VIDEO: The Self-Righteous Brothers, "Sidecar Jesus"
You can tell you have a good thing going when a lot of people like your band, but nobody can agree why. Less than two years into their existence, the Self-Righteous Brothers (who play the Baseball Tavern on August 1) already have a press kit worth of raves. But different supporters have taken them for everything from an avant-garde outfit to a comedy act to a garage band. What they really are, of course, is more like an avant-garde garage band with a sense of humor. Listening to their homonymous CD (on their own Black & Greene label), one hears a bunch of solid, rough-edged pop songs that go terribly wrong — in ways that usually work. Tempos get changed, instruments get added, and songwriting logic gets messed with. A prime example would be “Taint Misbehavin,’ ” which starts as the catchiest and most straightforward track on the disc (it’s perversely stuck at track 10). Having nothing to do with the similarly titled Fats Waller song, it could pass for a lost Elliott Smith, with its piano lead and yearning feel, though the banjo and sax solos hint at something more eclectic. Sure enough, by song’s end they add a blurping analog synth and a chorus of whistles, turning their own song inside-out. Elsewhere they put ska horns on a non-ska song (“Electric Boogaloo”), and tack a two-minute prog intro on an otherwise straight-ahead rocker (“When I Want To”). At such moments it seems Boston finally has its own answer to the great ’60s oddball group, the Bonzo Dog Band.
Those bits of arrangement are typical of how the two main songwriters, Jake Hall (drums/vocals) and Max Koepke (guitars/vocals), work: the former writes pop songs, the latter has the more avant ideas, and the two mess with each other’s songs. “It’s like Frank Zappa meeting the Beatles,” Koepke offers when we get together at the Druid in Inman Square. “I was thinking that we were more like John Mayer meets Blink-182,” shoots the more wise-assed Hall from across the table. “Really, I’d be lying if I said I wasn’t fascinated by music like that. I have to turn James Blunt up every time he’s on the radio. I am entranced by its shittiness.”
That’s not to say that the band is on a crusade against lame radio pop; rather, they’re just some friends doing what comes naturally.
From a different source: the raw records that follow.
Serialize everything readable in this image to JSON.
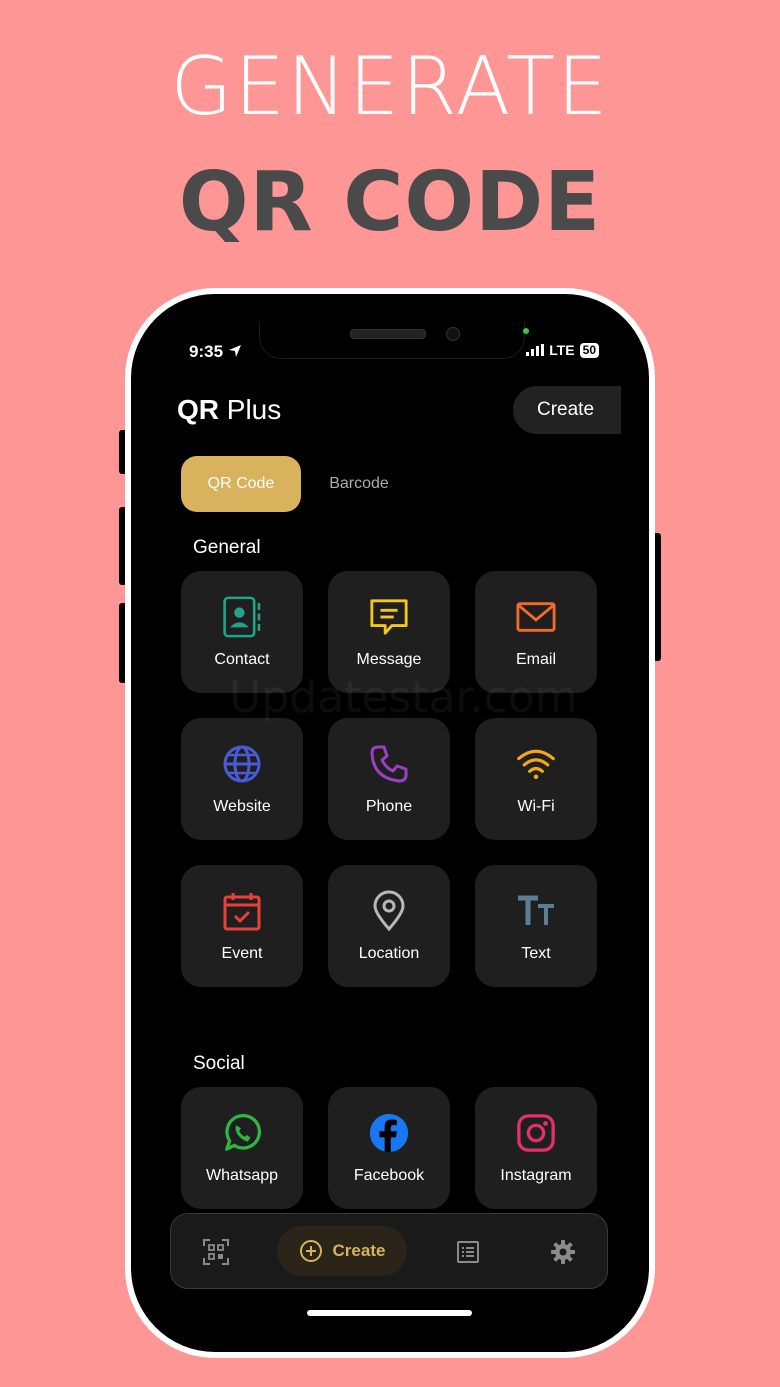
{
  "headline": {
    "line1": "GENERATE",
    "line2": "QR CODE"
  },
  "status_bar": {
    "time": "9:35",
    "network": "LTE",
    "battery": "50"
  },
  "app": {
    "title_bold": "QR",
    "title_rest": " Plus",
    "create_button": "Create"
  },
  "tabs": {
    "active": "QR Code",
    "inactive": "Barcode"
  },
  "sections": {
    "general": {
      "label": "General",
      "items": [
        {
          "label": "Contact",
          "icon": "contact-book-icon",
          "color": "#1FA38A"
        },
        {
          "label": "Message",
          "icon": "message-bubble-icon",
          "color": "#F5C518"
        },
        {
          "label": "Email",
          "icon": "envelope-icon",
          "color": "#F26B2B"
        },
        {
          "label": "Website",
          "icon": "globe-icon",
          "color": "#4A5BD6"
        },
        {
          "label": "Phone",
          "icon": "phone-icon",
          "color": "#9B3FC4"
        },
        {
          "label": "Wi-Fi",
          "icon": "wifi-icon",
          "color": "#F5A51A"
        },
        {
          "label": "Event",
          "icon": "calendar-icon",
          "color": "#E8413A"
        },
        {
          "label": "Location",
          "icon": "map-pin-icon",
          "color": "#B8B8B8"
        },
        {
          "label": "Text",
          "icon": "text-size-icon",
          "color": "#5A7E96"
        }
      ]
    },
    "social": {
      "label": "Social",
      "items": [
        {
          "label": "Whatsapp",
          "icon": "whatsapp-icon",
          "color": "#2DB742"
        },
        {
          "label": "Facebook",
          "icon": "facebook-icon",
          "color": "#1877F2"
        },
        {
          "label": "Instagram",
          "icon": "instagram-icon",
          "color": "#E1306C"
        }
      ]
    }
  },
  "watermark": "Updatestar.com",
  "bottom_nav": {
    "create_label": "Create"
  },
  "colors": {
    "background": "#FF9696",
    "accent": "#D8B25C",
    "tile": "#1f1f1f"
  }
}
Although the basic group is a trio (with multi-instrumentalist Justin McLean), there are 10 players on the disc, including producer and Apollo Sunshine member Jesse Gallagher (“I love that band because they have remarkable talent and we don’t,” Koepke says). The CD version of “Taint Misbehavin’ ” is in fact a composite of two versions: the first was deemed too straight-ahead and the second was too out-there, so they did a “Strawberry Fields Forever” and stuck them both together. “Floyd,” the CD opener, is a left-field tribute, a three-piece instrumental that doesn’t sound anything like Pink Floyd — though Hall points out that the chords are in fact identical to their “Have a Cigar.” “It doesn’t really sound like them,” he admits. “It does sync up with The Wizard of Oz, though.”
“Jake is way too poppy for his own good, and I’m way too not poppy,” Koepke notes. “That’s how we get the best out of each other.” Hall: “We live together, which makes it easy. I’ll come home and find Max in a loincloth with his eyes rolled back in his head, doing some kind of guttural noise. I’ll be writing a song and he’ll say, ‘What if we do this instead of that? Let’s put it in extra time and make it go out of key.’ And I’ll say, ‘But that doesn’t make any sense. Great, let’s try it.’ ” The two writers split the vocals equally, and they’re easy to recognize: Hall has the sweeter voice and Koepke sounds a bit like J. Mascis. Told of the resemblance, he points to a horizontal scar on his neck — the remains of an operation he had last year to remove an aneurysm from his left vocal cord: “It’s where I get my Mascis from.”
Also indicative of the band’s philosophy are the references to drinking that occur throughout the disc. Alcohol did play a part in bringing the two songwriters together. “I met a girl at a party who told me that her boyfriend needed a drummer,” Hall recalls. “She was cute, I was tanked, so I said yes. When we play now, it’s also supposed to be fun; we don’t want people coming to shows to be impressed by our musicianship. We’re rocking out, you’re getting drunk, hopefully we’re all enjoying ourselves.” And the band is still young enough to be un-jaded at the prospect of local success. “You want to know how pathetic we are?” Hall asks. “I saw our album on sale at Newbury Comics, and used my cell phone to take a picture of it. That’s where we’re at.”